Una "legión" de empresas de servicios ha aprovechado el rebufo de las recientes acciones de la policía y los militares en las favelas de Río de Janeiro para buscar nuevos clientes en zonas que eran el feudo de los narcotraficantes.

Las operadoras de televisión por cable, de telefonía y de internet han sido las primeras en desembarcar en estas populosas barriadas pobres para captar nuevos clientes, que hasta ahora utilizaban las redes clandestinas auspiciadas por las bandas de delincuentes.

La operadora de telefonía móvil TIM, filial de Telecom Italia, presentó hoy un plan para ofrecer internet de alta velocidad en la Rocinha, una emblemática favela con cerca de 100.000 habitantes que fue ocupada por la policía y el ejército hace tres semanas.

El presidente de TIM Brasil, Luca Luciani, dijo hoy que la Rocinha va a engrosar los barrios de clase media brasileña en pocos años y destacó el potencial de crecimiento del mercado de telefonía de la zona, donde el 65 por ciento de la población ya posee un celular, según sus datos.

"Son personas que salen de la pobreza, que quieren comprar cosas y necesitan comprar electrodomésticos, frigoríficos, lavadoras para mejorar sus casas. Ahora tienen celulares y quieren internet", afirmó Luciani en el acto de presentación del plan.

Las principales compañías de telecomunicaciones de Brasil ofrecían hoy paquetes a precios populares en decenas de puestos ubicados en esquinas estratégicas en las calles más bulliciosas de ka favela.

La operadora Embratel, controlada por la mexicana América Móvil, ofrece paquetes de cien canales de televisión por unos 16 dólares mensuales en las cerca de 20 favelas donde la policía ha expulsado al narcotráfico desde 2008.

Mauricio Daier, un vecino de la Rocinha, explicó a Efe que tras la intervención de la policía "lo primero que cortaron" fue la red de televisión clandestina que, al contrario de negocios como la venta de bombonas de gas, no dependía directamente de los traficantes de drogas, según él.

La regularización del suministro de electricidad todavía no ha comenzado en la Rocinha y las densas marañas de cables con conexiones clandestinas continúan formando parte del paisaje del barrio, al igual que en la mayoría de las favelas de Río.

La concesionaria del servicio eléctrico, Light, calcula que va a tener que invertir unos 45 millones de reales (unos 25 millones de dólares) para reformar la red de la Rocinha y la vecina favela de Vidigal.

El fin de la clandestinidad ha supuesto la primera factura de luz para muchos vecinos de las favelas, en su mayoría pobres y con problemas para pagar por este servicio.

Para intentar ayudar en la transición hacia la legalidad, el Ayuntamiento de Río y Light acaban de lanzar un proyecto piloto en Santa Marta, la primera favela "pacificada" por la policía, para conceder descuentos en la factura de la luz a los vecinos que reciclen basura, lo que supone otro de los principales quebraderos de cabeza para las autoridades.

El responsable del instituto municipal de urbanismo, Ricardo Henriques, explicó hoy que la recogida de basuras es "el ejemplo más exitoso" de la intervención pública en las favelas.

"Puede parecer trivial, banal, pero la recogida de basura es el primer paso para una ciudadanía plena. Antes no se podía recoger porque los traficantes lo impedían", dijo Henriques en un acto en la Rocinha.

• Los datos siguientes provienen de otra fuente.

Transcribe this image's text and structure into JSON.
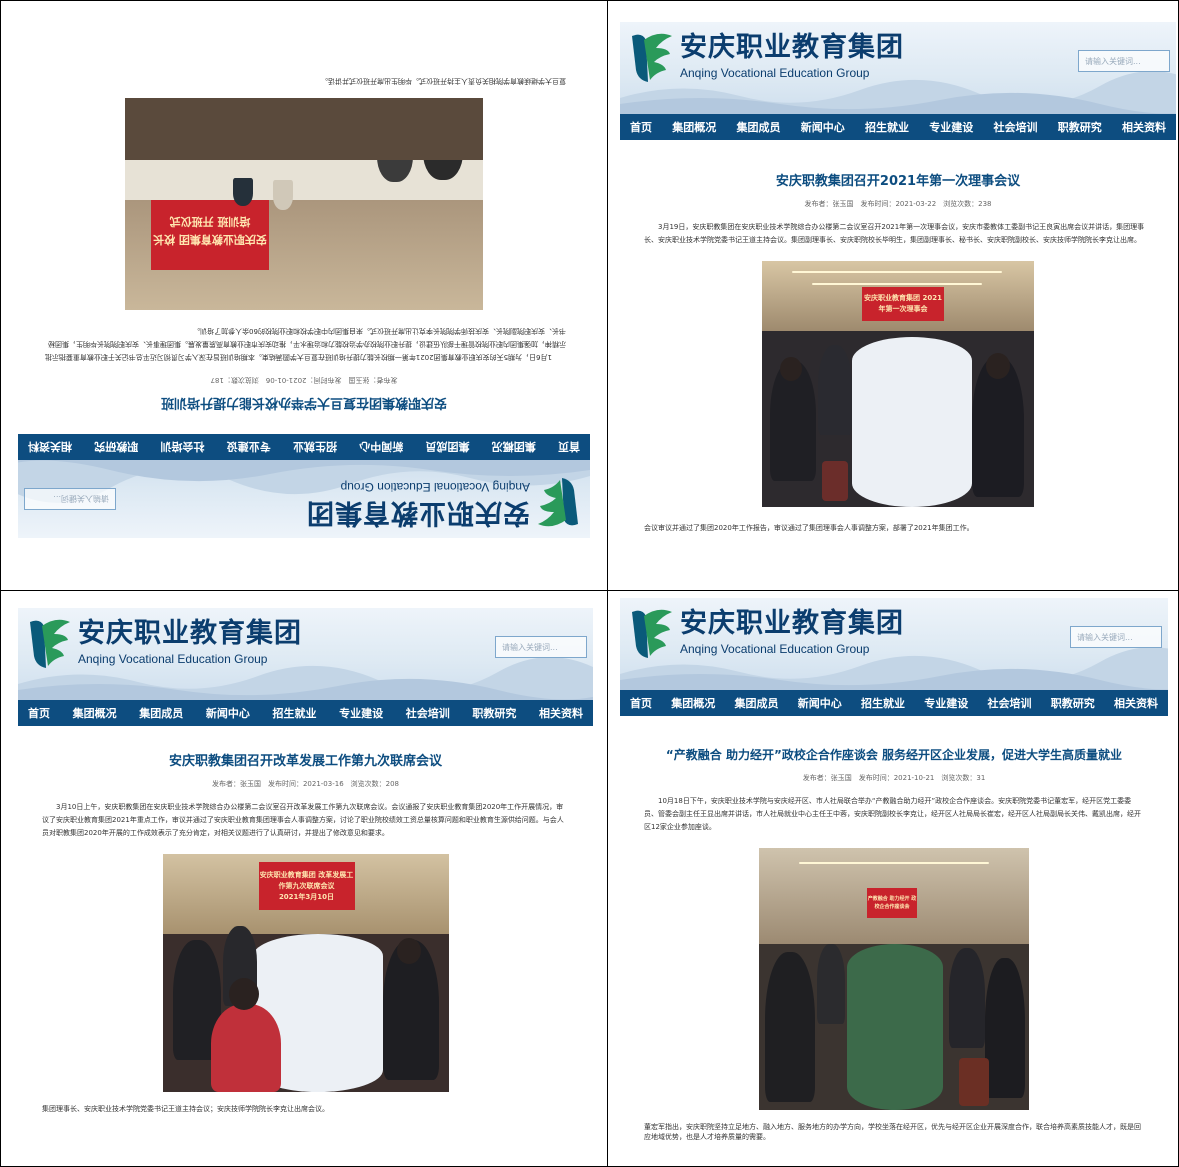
{
  "site": {
    "name_cn": "安庆职业教育集团",
    "name_en": "Anqing Vocational Education Group",
    "search_placeholder": "请输入关键词...",
    "nav": [
      "首页",
      "集团概况",
      "集团成员",
      "新闻中心",
      "招生就业",
      "专业建设",
      "社会培训",
      "职教研究",
      "相关资料"
    ],
    "colors": {
      "nav_bg": "#0d4d80",
      "title": "#0d4d80",
      "banner": "#c8232c"
    }
  },
  "panels": [
    {
      "title": "安庆职教集团在复旦大学举办校长能力提升培训班",
      "meta": "发布者：张玉国　发布时间：2021-01-06　浏览次数：187",
      "body": "1月6日，为期5天的安庆职业教育集团2021年第一期校长能力提升培训班在复旦大学圆满结束。本期培训班旨在深入学习贯彻习近平总书记关于职业教育重要指示批示精神，加强集团内职业院校管理干部队伍建设，提升职业院校办学治校能力和治理水平，推动安庆市职业教育高质量发展。集团理事长、安庆职院院长毕明生，集团秘书长、安庆职院副院长、安庆技师学院院长李克让出席开班仪式。来自集团内中职学校和职业院校的60余人参加了培训。",
      "banner": "安庆职业教育集团 校长培训班 开班仪式",
      "caption": "复旦大学继续教育学院相关负责人主持开班仪式。毕明生出席开班仪式并讲话。",
      "mirrored": true
    },
    {
      "title": "安庆职教集团召开2021年第一次理事会议",
      "meta": "发布者：张玉国　发布时间：2021-03-22　浏览次数：238",
      "body": "3月19日，安庆职教集团在安庆职业技术学院综合办公楼第二会议室召开2021年第一次理事会议，安庆市委教体工委副书记王良寅出席会议并讲话，集团理事长、安庆职业技术学院党委书记王道主持会议。集团副理事长、安庆职院校长毕明生，集团副理事长、秘书长、安庆职院副校长、安庆技师学院院长李克让出席。",
      "banner": "安庆职业教育集团 2021年第一次理事会",
      "caption": "会议审议并通过了集团2020年工作报告，审议通过了集团理事会人事调整方案，部署了2021年集团工作。",
      "mirrored": false
    },
    {
      "title": "安庆职教集团召开改革发展工作第九次联席会议",
      "meta": "发布者：张玉国　发布时间：2021-03-16　浏览次数：208",
      "body": "3月10日上午，安庆职教集团在安庆职业技术学院综合办公楼第二会议室召开改革发展工作第九次联席会议。会议通报了安庆职业教育集团2020年工作开展情况，审议了安庆职业教育集团2021年重点工作，审议并通过了安庆职业教育集团理事会人事调整方案，讨论了职业院校绩效工资总量核算问题和职业教育生源供给问题。与会人员对职教集团2020年开展的工作成效表示了充分肯定，对相关议题进行了认真研讨，并提出了修改意见和要求。",
      "banner": "安庆职业教育集团 改革发展工作第九次联席会议",
      "banner_date": "2021年3月10日",
      "caption": "集团理事长、安庆职业技术学院党委书记王道主持会议；安庆技师学院院长李克让出席会议。",
      "mirrored": false
    },
    {
      "title": "“产教融合 助力经开”政校企合作座谈会 服务经开区企业发展，促进大学生高质量就业",
      "meta": "发布者：张玉国　发布时间：2021-10-21　浏览次数：31",
      "body": "10月18日下午，安庆职业技术学院与安庆经开区、市人社局联合举办“产教融合助力经开”政校企合作座谈会。安庆职院党委书记董宏军，经开区党工委委员、管委会副主任王显出席并讲话，市人社局就业中心主任王中蓉，安庆职院副校长李克让，经开区人社局局长崔宏，经开区人社局副局长关伟、戴凯出席，经开区12家企业参加座谈。",
      "banner": "产教融合 助力经开 政校企合作座谈会",
      "caption": "董宏军指出，安庆职院坚持立足地方、融入地方、服务地方的办学方向，学校坐落在经开区，优先与经开区企业开展深度合作，联合培养高素质技能人才，既是回应地域优势，也是人才培养质量的需要。",
      "mirrored": false
    }
  ]
}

Varias excavadoras de la Compañía Municipal de Limpieza (Comlurb) se afanaban hoy en retirar montañas de basura que todavía siguen acumuladas en las empinadas laderas y calles de esta favela.

En las dos primeras jornadas de limpieza tras la ocupación policial, la Comlurb retiró de las calles de la Rocinha 282 toneladas de basura.

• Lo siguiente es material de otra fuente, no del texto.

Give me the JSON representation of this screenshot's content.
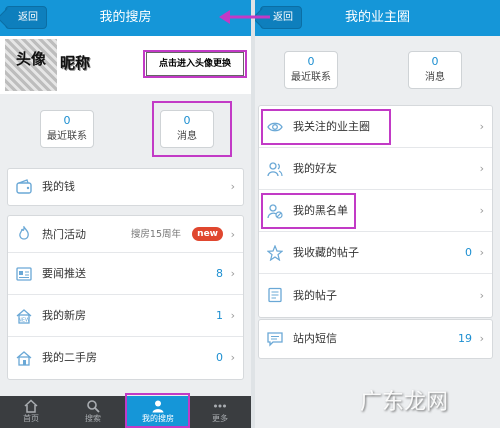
{
  "left": {
    "back_label": "返回",
    "title": "我的搜房",
    "avatar_text": "头像",
    "nickname": "昵称",
    "change_avatar_label": "点击进入头像更换",
    "stats": [
      {
        "value": "0",
        "label": "最近联系"
      },
      {
        "value": "0",
        "label": "消息"
      }
    ],
    "wallet": {
      "label": "我的钱",
      "icon": "wallet-icon"
    },
    "items": [
      {
        "label": "热门活动",
        "sub": "搜房15周年",
        "badge": "new",
        "icon": "fire-icon"
      },
      {
        "label": "要闻推送",
        "value": "8",
        "icon": "news-icon"
      },
      {
        "label": "我的新房",
        "value": "1",
        "icon": "new-house-icon"
      },
      {
        "label": "我的二手房",
        "value": "0",
        "icon": "house-icon"
      }
    ],
    "nav": [
      {
        "label": "首页",
        "icon": "home-icon"
      },
      {
        "label": "搜索",
        "icon": "search-icon"
      },
      {
        "label": "我的搜房",
        "icon": "user-icon",
        "active": true
      },
      {
        "label": "更多",
        "icon": "more-icon"
      }
    ]
  },
  "right": {
    "back_label": "返回",
    "title": "我的业主圈",
    "stats": [
      {
        "value": "0",
        "label": "最近联系"
      },
      {
        "value": "0",
        "label": "消息"
      }
    ],
    "items_group1": [
      {
        "label": "我关注的业主圈",
        "icon": "eye-icon"
      },
      {
        "label": "我的好友",
        "icon": "friends-icon"
      },
      {
        "label": "我的黑名单",
        "icon": "blacklist-icon"
      },
      {
        "label": "我收藏的帖子",
        "value": "0",
        "icon": "star-icon"
      },
      {
        "label": "我的帖子",
        "icon": "post-icon"
      }
    ],
    "items_group2": [
      {
        "label": "站内短信",
        "value": "19",
        "icon": "message-icon"
      }
    ]
  },
  "watermark": "广东龙网",
  "colors": {
    "header": "#1596d8",
    "accent": "#1d8fd1",
    "highlight": "#c23ac6",
    "badge": "#e0472f",
    "nav_bg": "#3a3d40"
  }
}
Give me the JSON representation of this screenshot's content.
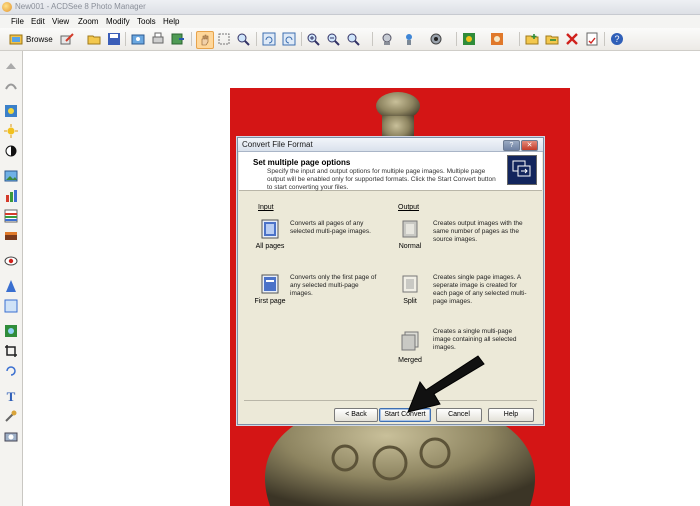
{
  "app": {
    "title": "New001 - ACDSee 8 Photo Manager"
  },
  "menu": [
    "File",
    "Edit",
    "View",
    "Zoom",
    "Modify",
    "Tools",
    "Help"
  ],
  "toolbar": {
    "browse_label": "Browse"
  },
  "dialog": {
    "title": "Convert File Format",
    "help_glyph": "?",
    "close_glyph": "✕",
    "header": {
      "heading": "Set multiple page options",
      "description": "Specify the input and output options for multiple page images. Multiple page output will be enabled only for supported formats. Click the Start Convert button to start converting your files."
    },
    "input": {
      "label": "Input",
      "options": [
        {
          "label": "All pages",
          "description": "Converts all pages of any selected multi-page images."
        },
        {
          "label": "First page",
          "description": "Converts only the first page of any selected multi-page images."
        }
      ]
    },
    "output": {
      "label": "Output",
      "options": [
        {
          "label": "Normal",
          "description": "Creates output images with the same number of pages as the source images."
        },
        {
          "label": "Split",
          "description": "Creates single page images. A seperate image is created for each page of any selected multi-page images."
        },
        {
          "label": "Merged",
          "description": "Creates a single multi-page image containing all selected images."
        }
      ]
    },
    "buttons": {
      "back": "< Back",
      "start": "Start Convert",
      "cancel": "Cancel",
      "help": "Help"
    }
  },
  "colors": {
    "photo_background": "#d41515",
    "arrow": "#111111",
    "dialog_face": "#ece9d8"
  },
  "icons": {
    "toolbar": [
      "browse-icon",
      "edit-icon",
      "folder-open-icon",
      "save-icon",
      "acquire-icon",
      "print-icon",
      "export-icon",
      "hand-icon",
      "zoom-icon",
      "rotate-left-icon",
      "rotate-right-icon",
      "zoom-in-icon",
      "zoom-out-icon",
      "zoom-fit-icon",
      "slideshow-icon",
      "tools-icon",
      "view-icon",
      "green-image-icon",
      "orange-image-icon",
      "add-icon",
      "move-icon",
      "delete-icon",
      "properties-icon",
      "help-icon"
    ],
    "sidebar": [
      "arrow-icon",
      "arrow2-icon",
      "exposure-icon",
      "sun-icon",
      "contrast-icon",
      "picture-icon",
      "levels-icon",
      "curves-icon",
      "color-icon",
      "red-eye-icon",
      "sharpen-icon",
      "frame-icon",
      "effects-icon",
      "crop-icon",
      "rotate-icon",
      "text-icon",
      "tool-icon",
      "camera-icon"
    ]
  }
}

Los bancos también han seguido los caminos de la "pacificación" y en algunos casos se han adelantado a las intervenciones policiales en las barriadas populares.

Como ejemplo, el banco Santander abrió su primera sucursal en el Complexo do Alemão el año pasado, todavía cuando esta favela era considerada como el principal fortín del narcotráfico, y el pasado junio, el presidente del grupo español, Emilio Botín, realizó una visita al lugar, donde patrocina programas sociales y ofrece sus microcréditos orientados a la emergente clase popular.